Clients en deuil
Il est crucial que le conseiller comprenne l’état de deuil dans lequel bon nombre de ses clients peuvent se retrouver, met de l’avant Luc Doyon, psychologue industriel et coach dans les milieux financiers de Drummondville.
La bonne performance des portefeuilles au cours des deux dernières années n’a pas effacé la méfiance et le deuil en matière de finance qu’ont suscités les deux krachs de 2000 et 2008.
Un client qui porte ce deuil et qui a cette méfiance risque d’être tout particulièrement choqué par la découverte des frais qu’il paye à son conseiller quand la règlementation imposera que ceux-ci soient affichés de façon évidente.
«Ceux qui traînent encore les blessures de 2008 et qui n’ont pas vu leur conseiller s’occuper d’eux à ce moment-là» risquent de retomber en crise, prévient Luc Doyon.
Or, il importe au plus haut point que le conseiller «décèle si son client est en crise ou pas», d’après Luc Doyon.
Une crise entraînera deux réactions opposées. Il y a les clients qui vont «péter une coche», comme le dit Luc Doyon, quand la découverte évidente de ce que leur coûtent les services de leurs conseillers «fera déborder le vase». Le représentant devra vite composer avec la situation et trouver «les mots qui calment les maux».
Ce type de client volubile et rageur est toutefois moins dangereux que l’autre, le client silencieux, secondaire, qui contient sa colère «et qui va simplement partir sans rien dire pour se trouver un autre conseiller».
Outils relationnels
Avant d’en arriver à ce point de confrontation, le conseiller bien avisé aura cultivé la sphère des relations avec ses clients – par intérêt personnel, bien sûr, mais aussi par empathie pour la situation de ses clients.
Deux qualités sont requises au départ : la proactivité et la transparence.
Devant les changements à venir, le conseiller a tout intérêt à prendre la situation en main, à rencontrer ses clients et à leur expliquer la structure des frais, laquelle convient mieux à tel client et pourquoi.
«Ces clients seront beaucoup moins surpris au moment de voir leur rapport de placement», (conforme à la nouvelle règlementation en 2016), avance Sara Gilbert.
Le conseiller «relationnel» dispose de plusieurs mécanismes pour animer et intensifier le lien avec ses clients.
En vue des changements de réglementation qui s’annoncent, la première chose à faire est «de s’asseoir avec ses clients et de bien leur faire comprendre quelle est l’offre de services, et comment elle se démarque de celle des concurrents, particulièrement de celle des banques», propose Sylvain De Champlain, président de De Champlain Groupe financier et associé chez Virage Coaching.
La fréquence et la qualité du suivi auprès des clients sont également cruciales et peuvent emprunter différentes voies qu’énumère Sylvain De Champlain : appels téléphoniques, lettres financières, courriels, rencontres, cadeaux à Noël.
«Les meilleures pratiques au Canada communiquent de 10 à 12 fois par an avec leurs clients, rappelle-t-il.

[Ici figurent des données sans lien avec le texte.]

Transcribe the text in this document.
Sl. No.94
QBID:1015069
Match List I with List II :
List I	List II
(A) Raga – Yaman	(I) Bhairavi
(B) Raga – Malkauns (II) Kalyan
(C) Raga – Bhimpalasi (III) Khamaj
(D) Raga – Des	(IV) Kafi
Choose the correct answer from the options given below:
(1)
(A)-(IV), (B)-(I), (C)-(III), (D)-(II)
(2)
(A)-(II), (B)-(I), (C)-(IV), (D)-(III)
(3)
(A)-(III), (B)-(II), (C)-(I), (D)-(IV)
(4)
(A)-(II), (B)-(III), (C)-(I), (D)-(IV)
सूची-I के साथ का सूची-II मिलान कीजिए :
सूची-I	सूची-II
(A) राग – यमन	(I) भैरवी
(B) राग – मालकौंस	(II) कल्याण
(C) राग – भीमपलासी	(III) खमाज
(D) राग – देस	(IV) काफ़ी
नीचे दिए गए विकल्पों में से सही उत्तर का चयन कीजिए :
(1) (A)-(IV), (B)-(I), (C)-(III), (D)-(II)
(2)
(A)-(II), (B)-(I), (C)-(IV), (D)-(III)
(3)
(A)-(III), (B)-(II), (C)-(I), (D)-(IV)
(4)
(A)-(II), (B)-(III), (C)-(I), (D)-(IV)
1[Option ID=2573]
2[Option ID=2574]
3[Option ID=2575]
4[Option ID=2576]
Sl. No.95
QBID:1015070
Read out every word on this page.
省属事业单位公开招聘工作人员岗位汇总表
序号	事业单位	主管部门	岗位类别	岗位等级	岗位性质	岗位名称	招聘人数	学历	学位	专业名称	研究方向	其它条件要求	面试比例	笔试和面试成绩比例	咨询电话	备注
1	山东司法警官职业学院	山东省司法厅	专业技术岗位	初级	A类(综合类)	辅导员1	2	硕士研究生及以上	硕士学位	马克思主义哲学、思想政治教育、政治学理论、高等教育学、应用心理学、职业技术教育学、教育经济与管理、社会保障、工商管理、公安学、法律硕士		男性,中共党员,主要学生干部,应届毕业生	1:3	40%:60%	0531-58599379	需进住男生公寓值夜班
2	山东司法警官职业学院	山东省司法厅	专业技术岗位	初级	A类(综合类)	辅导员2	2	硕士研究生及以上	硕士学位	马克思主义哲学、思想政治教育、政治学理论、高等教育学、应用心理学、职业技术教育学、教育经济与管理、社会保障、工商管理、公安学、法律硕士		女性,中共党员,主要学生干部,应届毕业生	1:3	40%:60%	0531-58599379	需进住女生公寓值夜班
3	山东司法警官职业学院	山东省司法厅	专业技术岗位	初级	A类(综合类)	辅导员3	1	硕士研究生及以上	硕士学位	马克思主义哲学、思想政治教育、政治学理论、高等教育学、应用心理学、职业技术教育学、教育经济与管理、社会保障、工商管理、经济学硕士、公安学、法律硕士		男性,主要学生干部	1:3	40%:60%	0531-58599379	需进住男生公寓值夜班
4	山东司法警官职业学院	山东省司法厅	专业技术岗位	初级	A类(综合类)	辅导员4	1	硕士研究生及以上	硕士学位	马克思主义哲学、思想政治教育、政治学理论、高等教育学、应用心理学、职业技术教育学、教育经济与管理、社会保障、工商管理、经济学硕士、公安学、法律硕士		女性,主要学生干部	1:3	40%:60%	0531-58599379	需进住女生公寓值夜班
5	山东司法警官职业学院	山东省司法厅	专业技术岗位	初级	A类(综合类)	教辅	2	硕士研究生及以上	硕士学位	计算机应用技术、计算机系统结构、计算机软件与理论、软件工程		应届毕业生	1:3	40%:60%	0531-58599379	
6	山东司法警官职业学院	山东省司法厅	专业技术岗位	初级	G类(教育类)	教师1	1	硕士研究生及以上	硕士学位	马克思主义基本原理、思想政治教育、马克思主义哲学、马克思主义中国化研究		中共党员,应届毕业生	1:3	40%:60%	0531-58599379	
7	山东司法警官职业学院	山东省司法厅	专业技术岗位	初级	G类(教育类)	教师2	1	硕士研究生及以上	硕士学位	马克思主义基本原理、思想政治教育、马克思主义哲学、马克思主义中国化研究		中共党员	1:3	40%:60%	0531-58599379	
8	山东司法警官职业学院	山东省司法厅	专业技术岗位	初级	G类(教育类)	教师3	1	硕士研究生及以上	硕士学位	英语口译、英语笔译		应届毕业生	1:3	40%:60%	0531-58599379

Imaginez le conseiller qui appelle seulement une fois par an pour rappeler de contribuer au REER !»
Sylvain De Champlain invite également les conseillers à mettre au point des événements susceptibles d’enthousiasmer leurs clients.
Il donne l’exemple de la conférence téléphonique à la grandeur de l’Amérique du Nord – il compte des clients aux États-Unis – qu’il avait mise en place pendant la crise de 2008.
Un gestionnaire de portefeuille, engagé à plus de 1 000 $ pour une demi-heure, a expliqué aux clients le fil des événements, ce à quoi il fallait s’attendre et comment réagir. L’effet fut wow!
Il ne faut pas savoir être seulement proactif, mais aussi réactif. «Dans quel laps de temps rappelez-vous, surtout quand les marchés chutent ?» demande Sylvain De Champlain.
«Ceux qui ont donné la priorité à l’aspect humain et à la relation sont calmes et sereins devant la venue de la règlementation, observe Luc Doyon. Les autres se rendront compte qu’un mensonge de plus ne passera pas.»
En somme, les changements de la réglementation créeront des occasions de prospection pour des conseillers dotés de fortes aptitudes relationnelles.